Le TARMAC, scène internationale francophone, a touché très juste en choisissant la pièce de René Bizac pour le prix de son comité de lecture 2016-2017. Dans un paysage de l’écriture contemporaine où le désastre des migrants est au cœur de toutes les réflexions, rares sont les pièces qui parviennent à l’aborder avec autant de finesse, d’humilité et de décentrement que René Bizac. On y suit l’odyssée de Coumba Jean-Denis, parti du Burkina Faso pour rejoindre l’Europe, portant un regard amusé sur une politique migratoire européenne où sont faits citoyens les migrants assez forts, présentant assez bien sur les photos, capables de porter les sacs de viande les plus lourds ou de s’occuper à la perfection des caniches, tandis qu’on laisse sans honte et en silence la Méditerranée devenir un cimetière humain. Mais Jean-Denis est un héros et ne se taira pas. Avec une intelligence et un savoir-faire remarquable, René Bizac utilise les codes du conte africain pour écrire cette épopée contemporaine. On y croise toute une galerie de personnages hauts en couleurs, de l’Ancêtre accompagnant l’histoire de Jean-Denis à un bourgmestre d’Anvers fort reconnaissable, en passant par un chef de mafia chinoise, un presque-frère malveillant, une bourgeoise du XVIème arrondissement de Paris et un commissaire de police. René Bizac y déconstruit le figure du « migrant-héros » incarné avec brio par Lazare Minoungou, et dénonce avec un humour grinçant un Occident qui n’accepterait que des migrations de « héros ». Le texte porte également en filigrane un discours postcolonial acerbe : Jean-Denis, ce héros burkinabé, accomplit pour tout exploit de porter plusieurs tonnes de sacs de viandes aux halles de Rungis, opérant, dans l’image, un lien clair entre cet esclavage moderne et un esclavage plus ancien.

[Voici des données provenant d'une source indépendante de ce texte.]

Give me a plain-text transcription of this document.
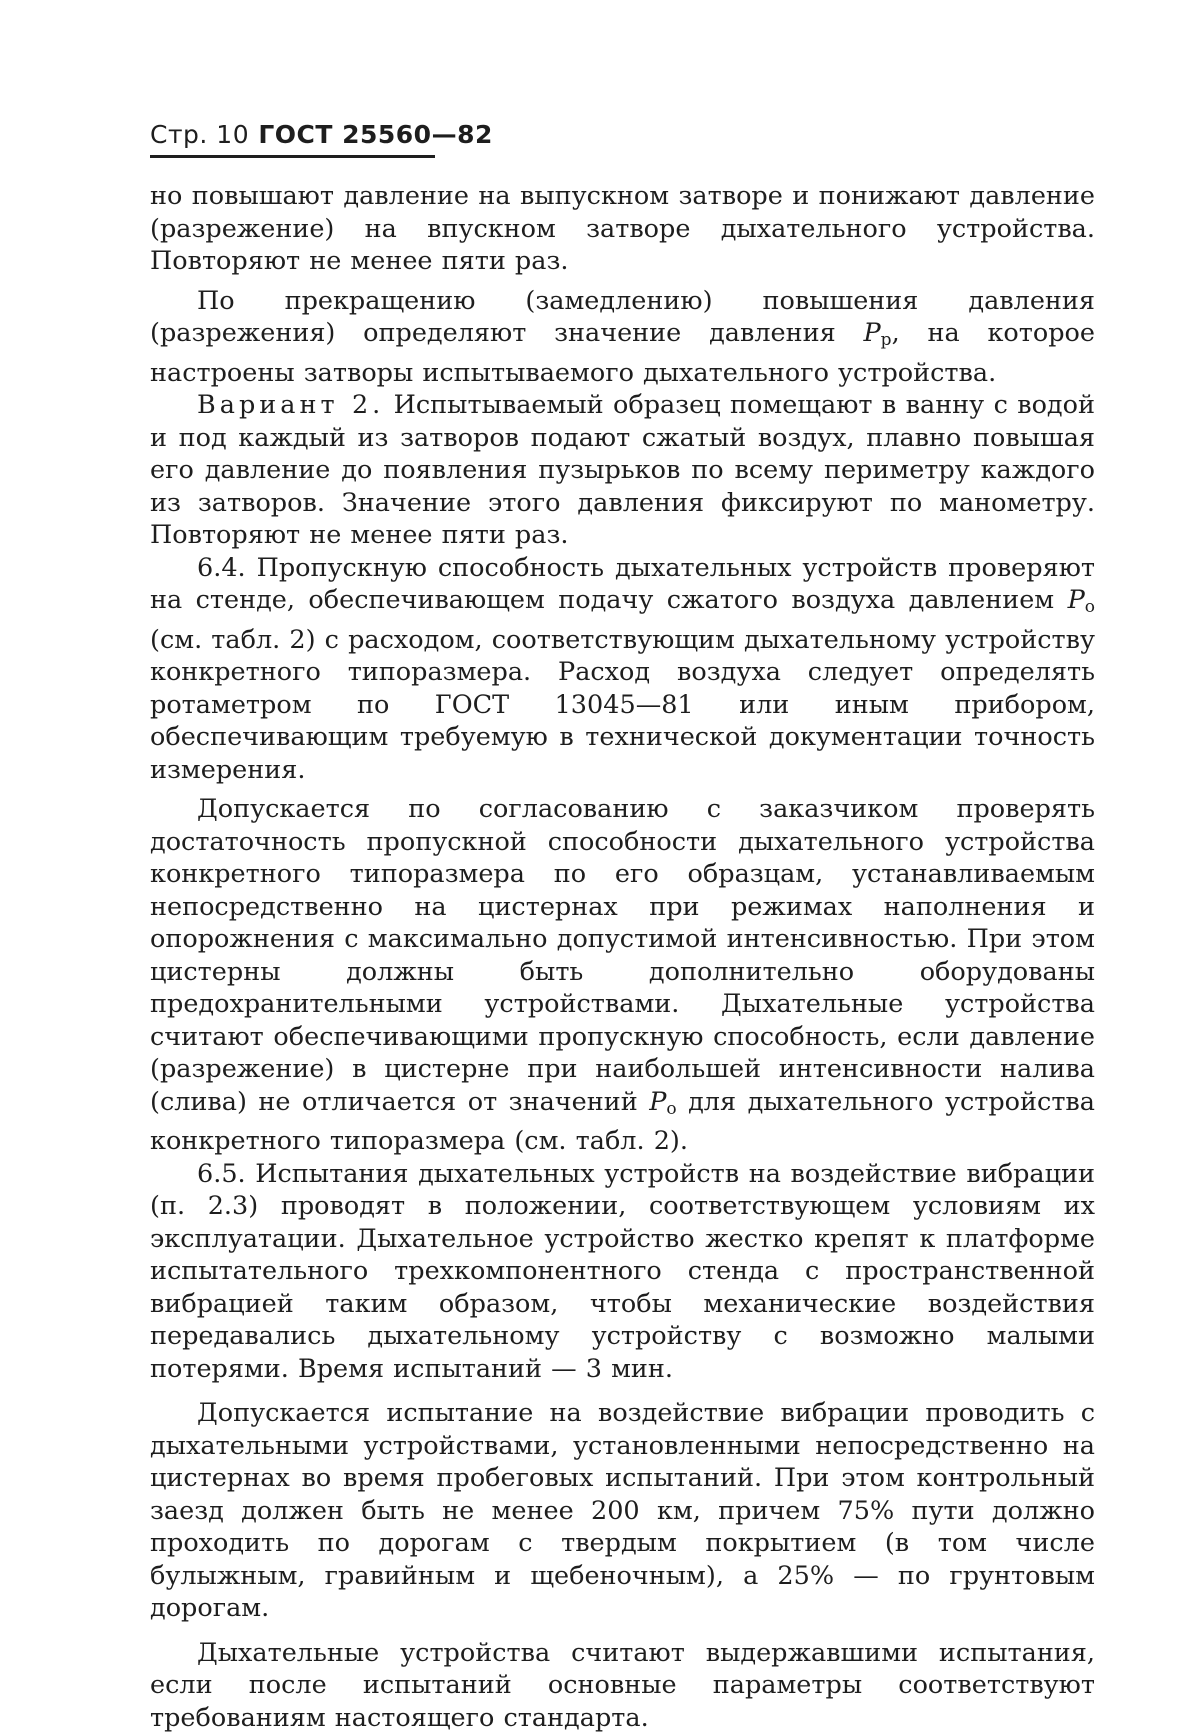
Стр. 10 ГОСТ 25560—82

но повышают давление на выпускном затворе и понижают давление (разрежение) на впускном затворе дыхательного устройства. Повторяют не менее пяти раз.

По прекращению (замедлению) повышения давления (разрежения) определяют значение давления $P_р$, на которое настроены затворы испытываемого дыхательного устройства.

Вариант 2. Испытываемый образец помещают в ванну с водой и под каждый из затворов подают сжатый воздух, плавно повышая его давление до появления пузырьков по всему периметру каждого из затворов. Значение этого давления фиксируют по манометру. Повторяют не менее пяти раз.

6.4. Пропускную способность дыхательных устройств проверяют на стенде, обеспечивающем подачу сжатого воздуха давлением $P_о$ (см. табл. 2) с расходом, соответствующим дыхательному устройству конкретного типоразмера. Расход воздуха следует определять ротаметром по ГОСТ 13045—81 или иным прибором, обеспечивающим требуемую в технической документации точность измерения.

Допускается по согласованию с заказчиком проверять достаточность пропускной способности дыхательного устройства конкретного типоразмера по его образцам, устанавливаемым непосредственно на цистернах при режимах наполнения и опорожнения с максимально допустимой интенсивностью. При этом цистерны должны быть дополнительно оборудованы предохранительными устройствами. Дыхательные устройства считают обеспечивающими пропускную способность, если давление (разрежение) в цистерне при наибольшей интенсивности налива (слива) не отличается от значений $P_о$ для дыхательного устройства конкретного типоразмера (см. табл. 2).

6.5. Испытания дыхательных устройств на воздействие вибрации (п. 2.3) проводят в положении, соответствующем условиям их эксплуатации. Дыхательное устройство жестко крепят к платформе испытательного трехкомпонентного стенда с пространственной вибрацией таким образом, чтобы механические воздействия передавались дыхательному устройству с возможно малыми потерями. Время испытаний — 3 мин.

Допускается испытание на воздействие вибрации проводить с дыхательными устройствами, установленными непосредственно на цистернах во время пробеговых испытаний. При этом контрольный заезд должен быть не менее 200 км, причем 75% пути должно проходить по дорогам с твердым покрытием (в том числе булыжным, гравийным и щебеночным), а 25% — по грунтовым дорогам.

Дыхательные устройства считают выдержавшими испытания, если после испытаний основные параметры соответствуют требованиям настоящего стандарта.
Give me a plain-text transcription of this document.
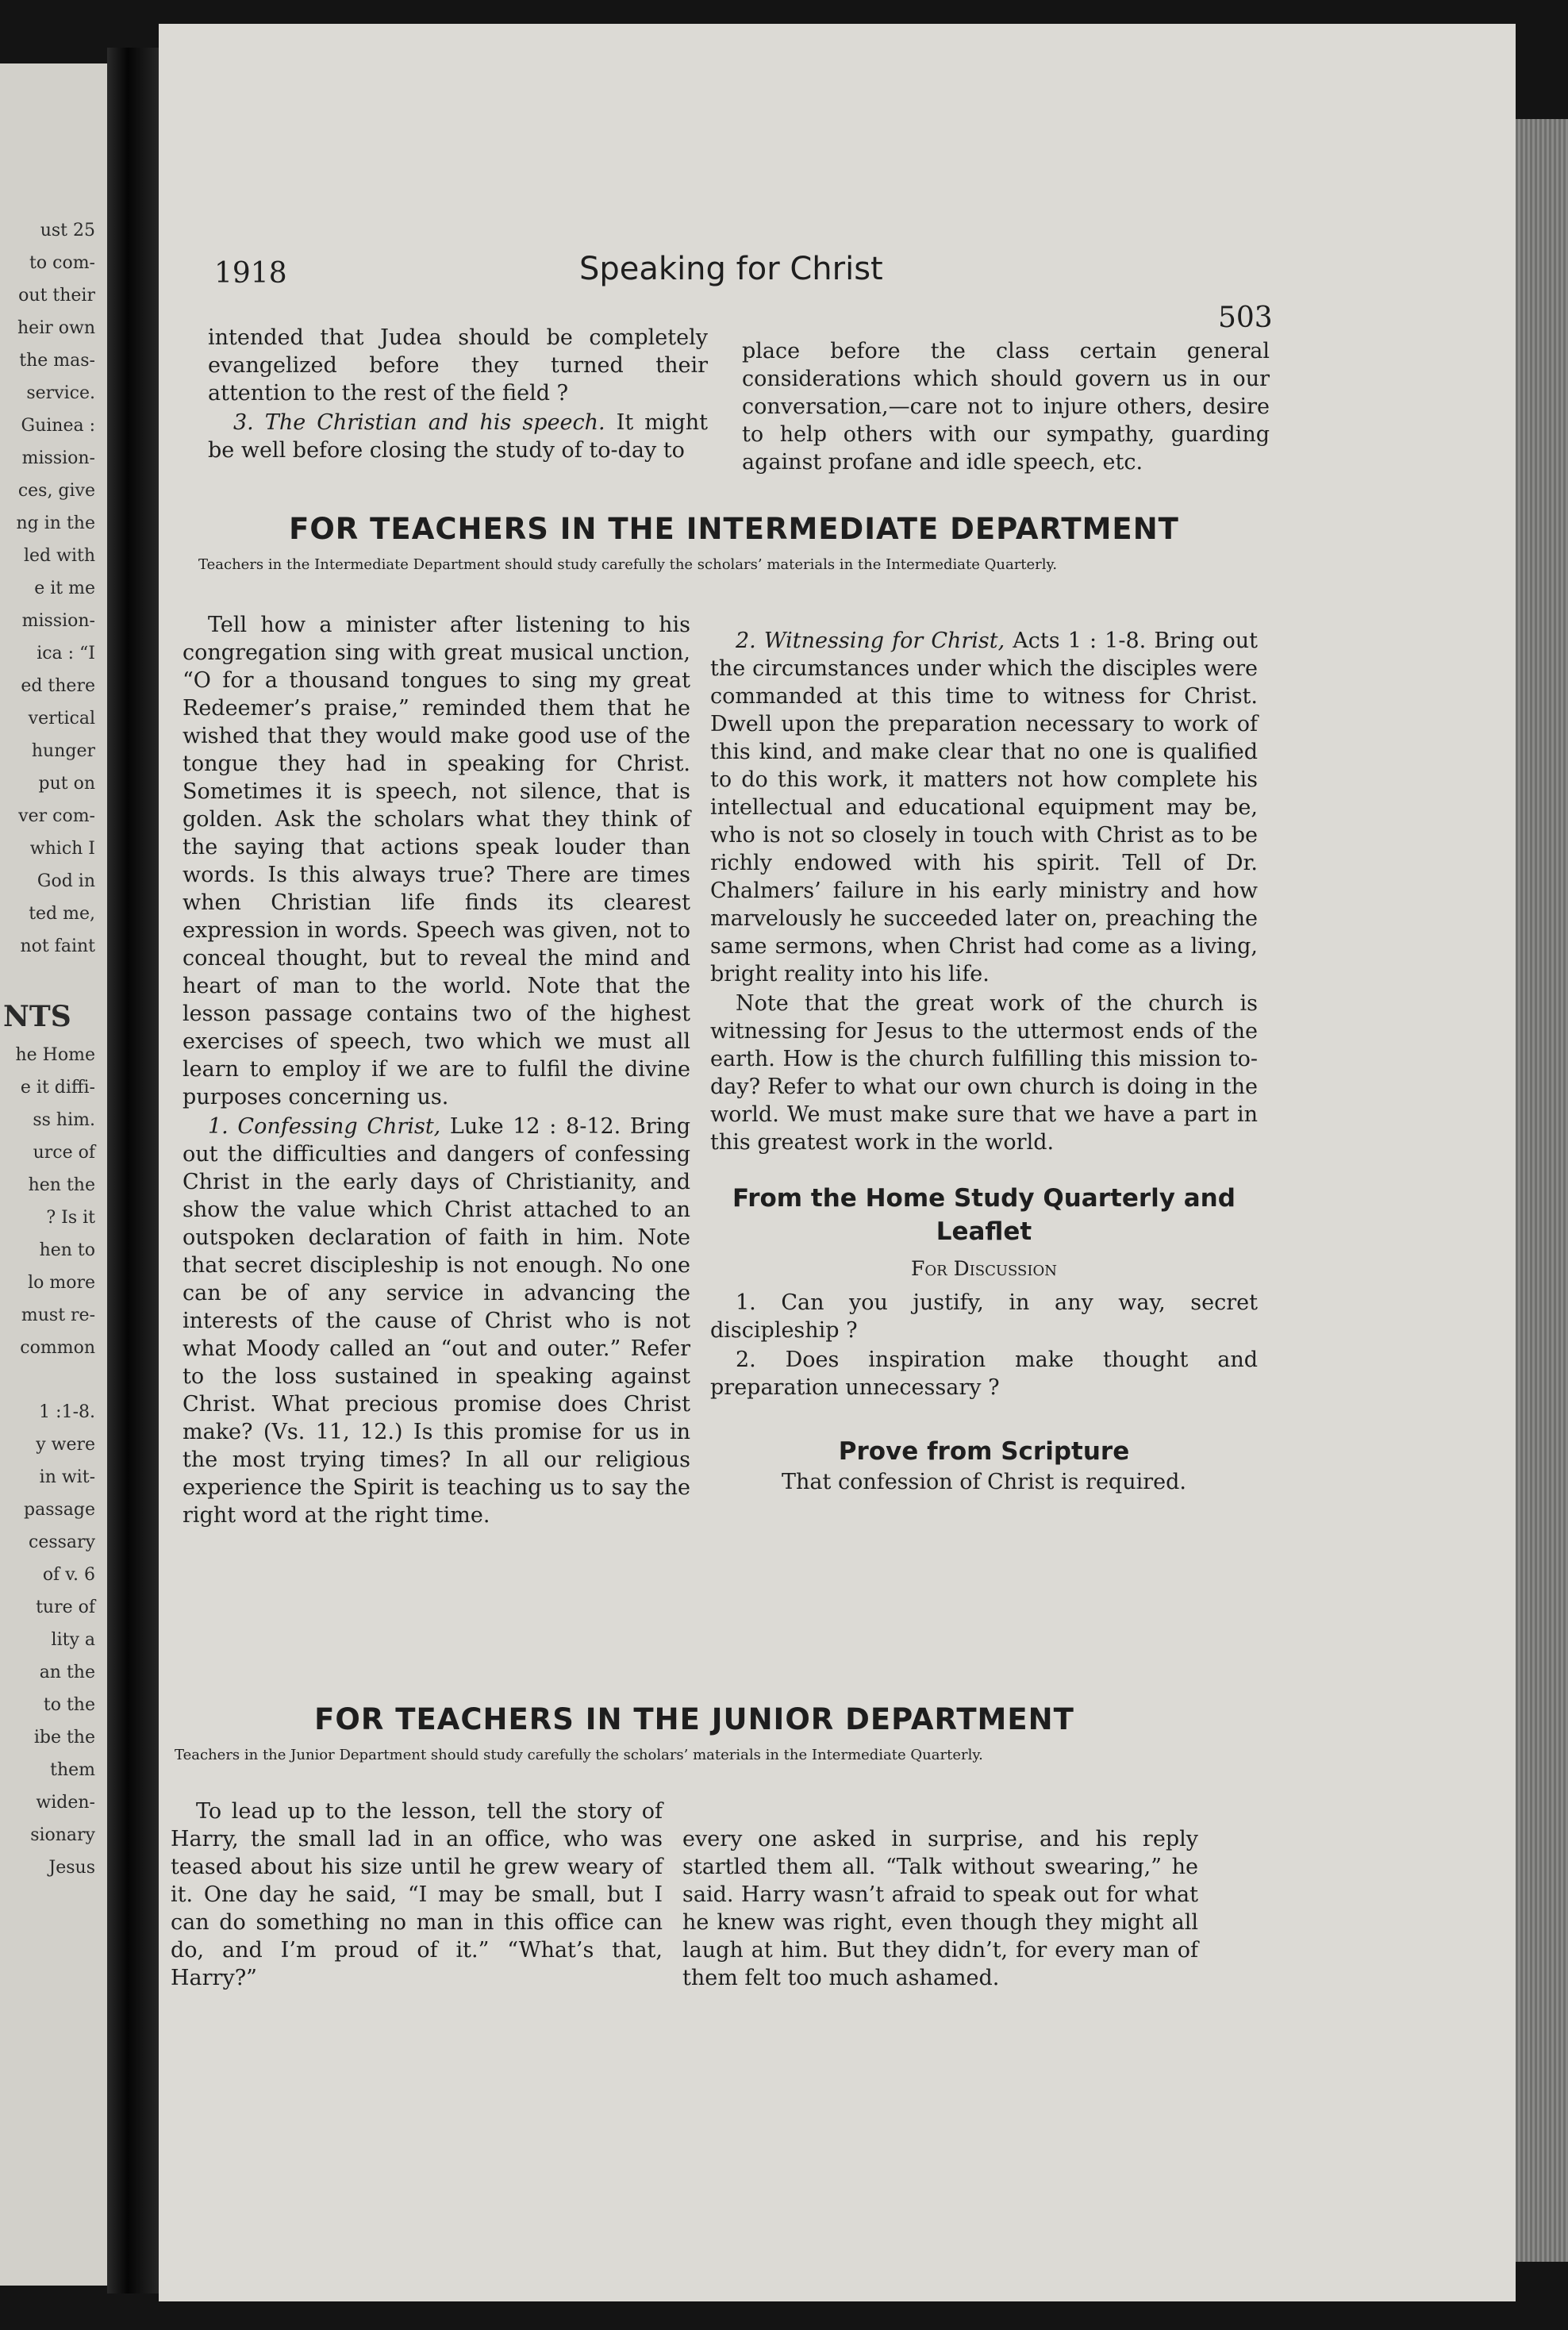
ust 25
to com-
out their
heir own
the mas-
service.
Guinea :
mission-
ces, give
ng in the
led with
e it me
mission-
ica : “I
ed there
vertical
hunger
put on
ver com-
which I
God in
ted me,
not faint
NTS
he Home
e it diffi-
ss him.
urce of
hen the
? Is it
hen to
lo more
must re-
common
1 :1-8.
y were
in wit-
passage
cessary
of v. 6
ture of
lity a
an the
to the
ibe the
them
widen-
sionary
Jesus
1918	Speaking for Christ
503

intended that Judea should be completely evangelized before they turned their attention to the rest of the field ?

3. The Christian and his speech. It might be well before closing the study of to-day to

place before the class certain general considerations which should govern us in our conversation,—care not to injure others, desire to help others with our sympathy, guarding against profane and idle speech, etc.

FOR TEACHERS IN THE INTERMEDIATE DEPARTMENT
Teachers in the Intermediate Department should study carefully the scholars’ materials in the Intermediate Quarterly.

Tell how a minister after listening to his congregation sing with great musical unction, “O for a thousand tongues to sing my great Redeemer’s praise,” reminded them that he wished that they would make good use of the tongue they had in speaking for Christ. Sometimes it is speech, not silence, that is golden. Ask the scholars what they think of the saying that actions speak louder than words. Is this always true? There are times when Christian life finds its clearest expression in words. Speech was given, not to conceal thought, but to reveal the mind and heart of man to the world. Note that the lesson passage contains two of the highest exercises of speech, two which we must all learn to employ if we are to fulfil the divine purposes concerning us.

1. Confessing Christ, Luke 12 : 8-12. Bring out the difficulties and dangers of confessing Christ in the early days of Christianity, and show the value which Christ attached to an outspoken declaration of faith in him. Note that secret discipleship is not enough. No one can be of any service in advancing the interests of the cause of Christ who is not what Moody called an “out and outer.” Refer to the loss sustained in speaking against Christ. What precious promise does Christ make? (Vs. 11, 12.) Is this promise for us in the most trying times? In all our religious experience the Spirit is teaching us to say the right word at the right time.

2. Witnessing for Christ, Acts 1 : 1-8. Bring out the circumstances under which the disciples were commanded at this time to witness for Christ. Dwell upon the preparation necessary to work of this kind, and make clear that no one is qualified to do this work, it matters not how complete his intellectual and educational equipment may be, who is not so closely in touch with Christ as to be richly endowed with his spirit. Tell of Dr. Chalmers’ failure in his early ministry and how marvelously he succeeded later on, preaching the same sermons, when Christ had come as a living, bright reality into his life.

Note that the great work of the church is witnessing for Jesus to the uttermost ends of the earth. How is the church fulfilling this mission to-day? Refer to what our own church is doing in the world. We must make sure that we have a part in this greatest work in the world.

From the Home Study Quarterly and Leaflet
For Discussion

1. Can you justify, in any way, secret discipleship ?

2. Does inspiration make thought and preparation unnecessary ?

Prove from Scripture
That confession of Christ is required.
FOR TEACHERS IN THE JUNIOR DEPARTMENT
Teachers in the Junior Department should study carefully the scholars’ materials in the Intermediate Quarterly.

To lead up to the lesson, tell the story of Harry, the small lad in an office, who was teased about his size until he grew weary of it. One day he said, “I may be small, but I can do something no man in this office can do, and I’m proud of it.” “What’s that, Harry?”

every one asked in surprise, and his reply startled them all. “Talk without swearing,” he said. Harry wasn’t afraid to speak out for what he knew was right, even though they might all laugh at him. But they didn’t, for every man of them felt too much ashamed.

Lazare Minoungou incarne tour à tour chacun de ces personnages hauts en couleur, avec une agilité et une sincérité déconcertante. Le comédien nous les livre jusqu’au bouts des ongles, parfois ridicules comme M. Ping ou le bourgmestre d’Anvers, parfois inquiétants comme cet Ancêtre qui vient pointer du doigt l’oubli de Jean-Denis de ceux qui ont voyagé avec lui, comme le nôtre. Nous sommes happés par ce conte de notre histoire, qui, s’il fait rire, n’a pas peur de venir piquer là où ça démange. On saluera la performance d’acteur de Lazare Minoungou par sa puissance, sa conscience corporelle et son engagement total vis-à-vis du texte. L’équilibre que celui-ci construit avec Max Vandervorst constitue une belle construction au plateau, entre la présence du comédien et celle du musicien, qui accompagne le récit comme un second conteur. Peu à peu, ce binôme se déploie dans l’espace, l’occupant de plus en plus au fil du récit, englobant le public dans ce conte et lui adressant directement. Le très beau théâtre à l’italienne de l’espace Senghor est complètement intégré au spectacle, avec son accoustique rare où résonne jusqu’au fond de nous la voix fascinante de Lazare Minoungou, sautant d’un corps à l’autre, d’une réalité à l’autre, et d’un registre à l’autre.
Car si l’on passe du comique à la farce, René Bizac et Nathalie Huysmans ne nous laissent pas oublier ce qui existe, nous renvoyant en pleine face cette image finale d’une mer engloutissant des multitude de mains abandonnées aux flots, et l’appel d’une mère au milieu d’elles, auquel Jean-Denis, comme nous, sommes sourds. Ce texte est un rempart contre l’oubli, et donne une voix pleine et unique à cette hypocrisie d’une Europe qui se cherche des héros parmi ceux qui ne demandent qu’à survivre. Un spectacle d’une urgence vitale, à retrouver en tournée du 12 au 13 octobre à la Vénerie, le 6 novembre à L’armillaire/Jette, du 7 au 10 novembre au Jacques Franck ou le 20 novembre à l’Archipel 19/Berchem, et en Wallonie du 11 octobre au 27 novembre = Les Chiroux, l’Eden, Lessines, Flémalle, Colfontaine et Gembloux.